In use, each class may have one or many instances at a
time, as determined by the user script. My idea was to include the
calling instance 'name' in the display ...not strictly needed, but a
nice touch.
I could use:
display(lx, 'lx')
So you could add a name parameter to the method and do:
lx.display('lx')
Why the display in the first place? The user *may* desire to display
the class output, probably most often while trouble-shooting a user
script problem.
Some of the classes have a common (or near common) display routine,
So OOP to the rescue and only write it once at the appropriately
common point in the inheritance heirarchy.

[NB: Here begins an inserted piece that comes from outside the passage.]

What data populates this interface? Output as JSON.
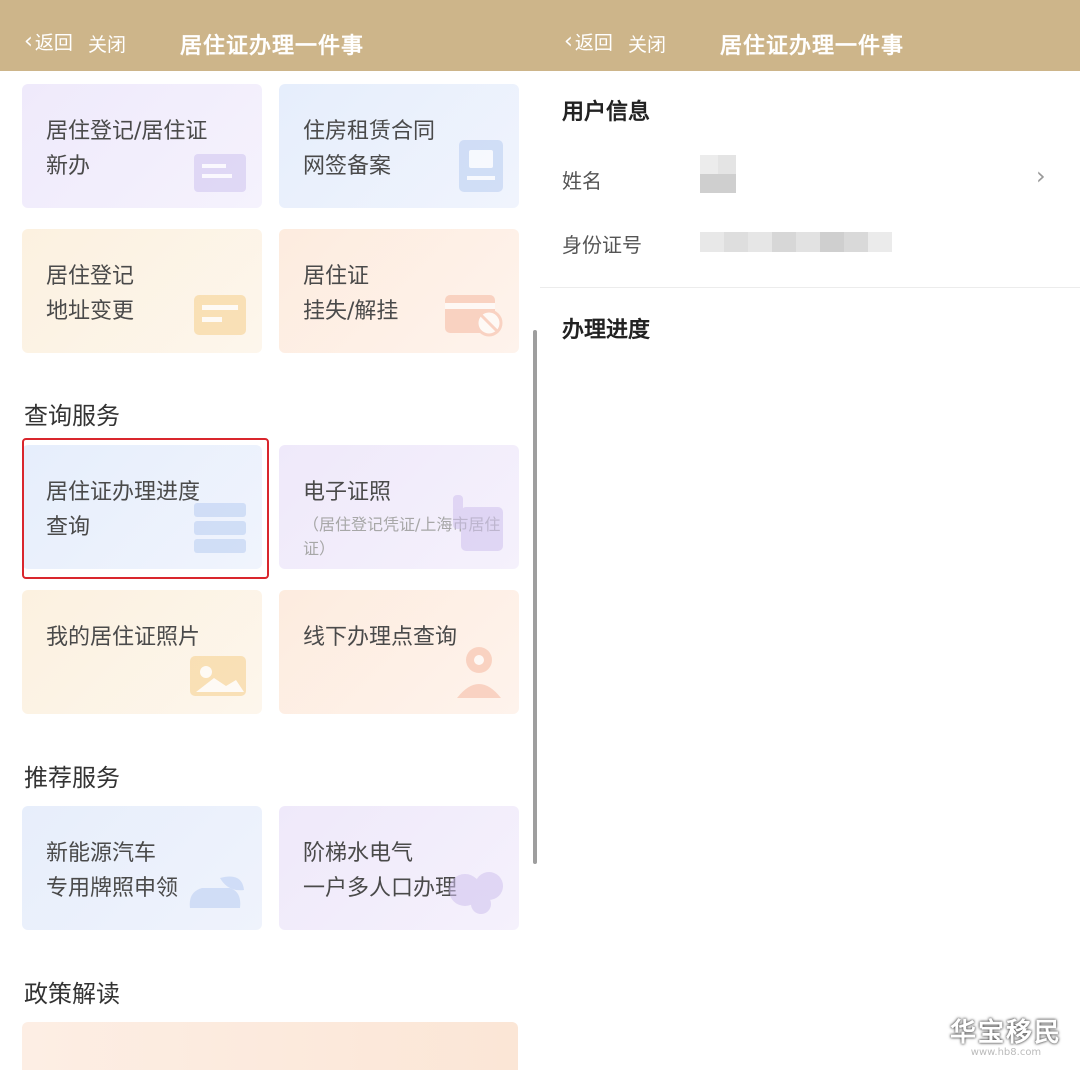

others are totally different.
And override it for the unique cases.
If I use lx.display(), the display code has to be contained as a
method in each class.
Which is good becausae if the data in the class changes you
can change the display method (or add a new override if it
was using a common one) at the same time in the same place.
The display method is tightly coupled to the internals of
the class so should be kept with the class.

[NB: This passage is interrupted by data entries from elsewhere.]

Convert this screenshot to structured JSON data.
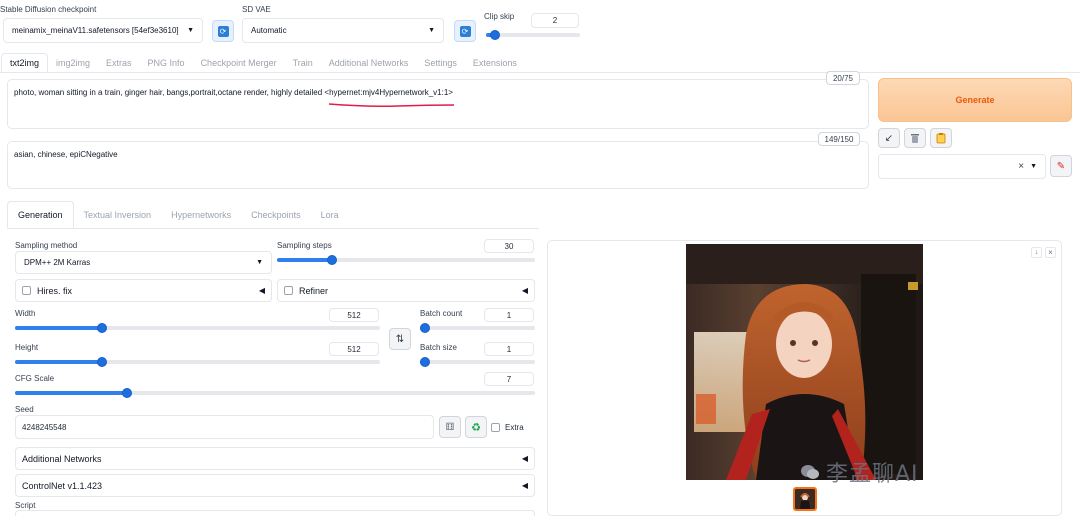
{
  "top": {
    "checkpoint_label": "Stable Diffusion checkpoint",
    "checkpoint_value": "meinamix_meinaV11.safetensors [54ef3e3610]",
    "vae_label": "SD VAE",
    "vae_value": "Automatic",
    "clip_skip_label": "Clip skip",
    "clip_skip_value": "2",
    "clip_skip_level": 0.05
  },
  "main_tabs": [
    "txt2img",
    "img2img",
    "Extras",
    "PNG Info",
    "Checkpoint Merger",
    "Train",
    "Additional Networks",
    "Settings",
    "Extensions"
  ],
  "prompt": {
    "text_plain": "photo, woman sitting in a train, ginger hair, bangs,portrait,octane render, highly detailed ",
    "text_highlight": "<hypernet:mjv4Hypernetwork_v1:1>",
    "counter": "20/75"
  },
  "negative": {
    "text": "asian, chinese,  epiCNegative",
    "counter": "149/150"
  },
  "generate_label": "Generate",
  "tool_icons": [
    "arrow-down-left-icon",
    "trash-icon",
    "clipboard-icon"
  ],
  "styles_clear": "×",
  "sub_tabs": [
    "Generation",
    "Textual Inversion",
    "Hypernetworks",
    "Checkpoints",
    "Lora"
  ],
  "sampling": {
    "method_label": "Sampling method",
    "method_value": "DPM++ 2M Karras",
    "steps_label": "Sampling steps",
    "steps_value": "30",
    "steps_level": 0.2
  },
  "hires_label": "Hires. fix",
  "refiner_label": "Refiner",
  "width": {
    "label": "Width",
    "value": "512",
    "level": 0.23
  },
  "height": {
    "label": "Height",
    "value": "512",
    "level": 0.23
  },
  "swap_icon": "⇅",
  "batch_count": {
    "label": "Batch count",
    "value": "1",
    "level": 0.0
  },
  "batch_size": {
    "label": "Batch size",
    "value": "1",
    "level": 0.0
  },
  "cfg": {
    "label": "CFG Scale",
    "value": "7",
    "level": 0.21
  },
  "seed": {
    "label": "Seed",
    "value": "4248245548",
    "extra_label": "Extra"
  },
  "additional_networks_label": "Additional Networks",
  "controlnet_label": "ControlNet v1.1.423",
  "script_label": "Script",
  "watermark": "李孟聊AI",
  "accent": "#f97316",
  "slider_color": "#2f80ed"
}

I chose, for ease of maintenance, to make a display module
with all the display routines gathered together in one spot.
In fact that will almost certainly make it harder to maintain,
because the most likely need to change a display method is
because the class itself has changed. Now you have to change the
class and change the display in a separate place. And if the
class programmer forgets to change display after making a change
it breaks! This is exactly the kind of maintenance scenario that
OOP tries to avoid
[Note: if you want to change how the display occurs(eg from
terminal to GUI) then the best way is to get display to return a
string which you can then externally write to console or text
widget as needed. In fact if this is for debugging you may want
to look at providing a custom repr() method. repr() is intended
for giving a programmers view and returns a string. Then you
can dosplay your classes at the >>> prompt too for free.]
needed to add a class/display, I feel there's less chance of his/her
messing up the UPCA-like classes.
Addimng a class is no problem since he could add a new display
method. EXtending an existing class should be done by inheritance
so that the origibnal code is not affected, and will simply
extend the display method...
class UPCA:
def display(self, name = ''):
# do it here
class newUCPA(UCPA):
def __init__(self, foo):
UCPA.__init__(self)
self.foo = foo
def display(self, name = '')
UCPA.display(self,name)
print self.foo
I guess I'm a believer in classes/methods doing a limited number of things,
and doing them well.
Classes should manage their own data and that includes displayig
it if thats whats neeed. The minute you introduce extermnal
functions which access the innards of a class you have broken the
data hiding metaphor of OOP and introduced potential for
corruption of the data...
Probably!
Another idea might be to make a display base class, and inherit the
proper display method in each UPCA-like class. But that still leaves
the problem of passing the instance name to the display method.
You could use a mixin style (which is what you propose) but it
buys very little here. If your aim is to display the internal
data of the class then the class itself should do it, its the
only one who should know whats inside, to the rest of the world
(including the inherited display class) it should be a black box.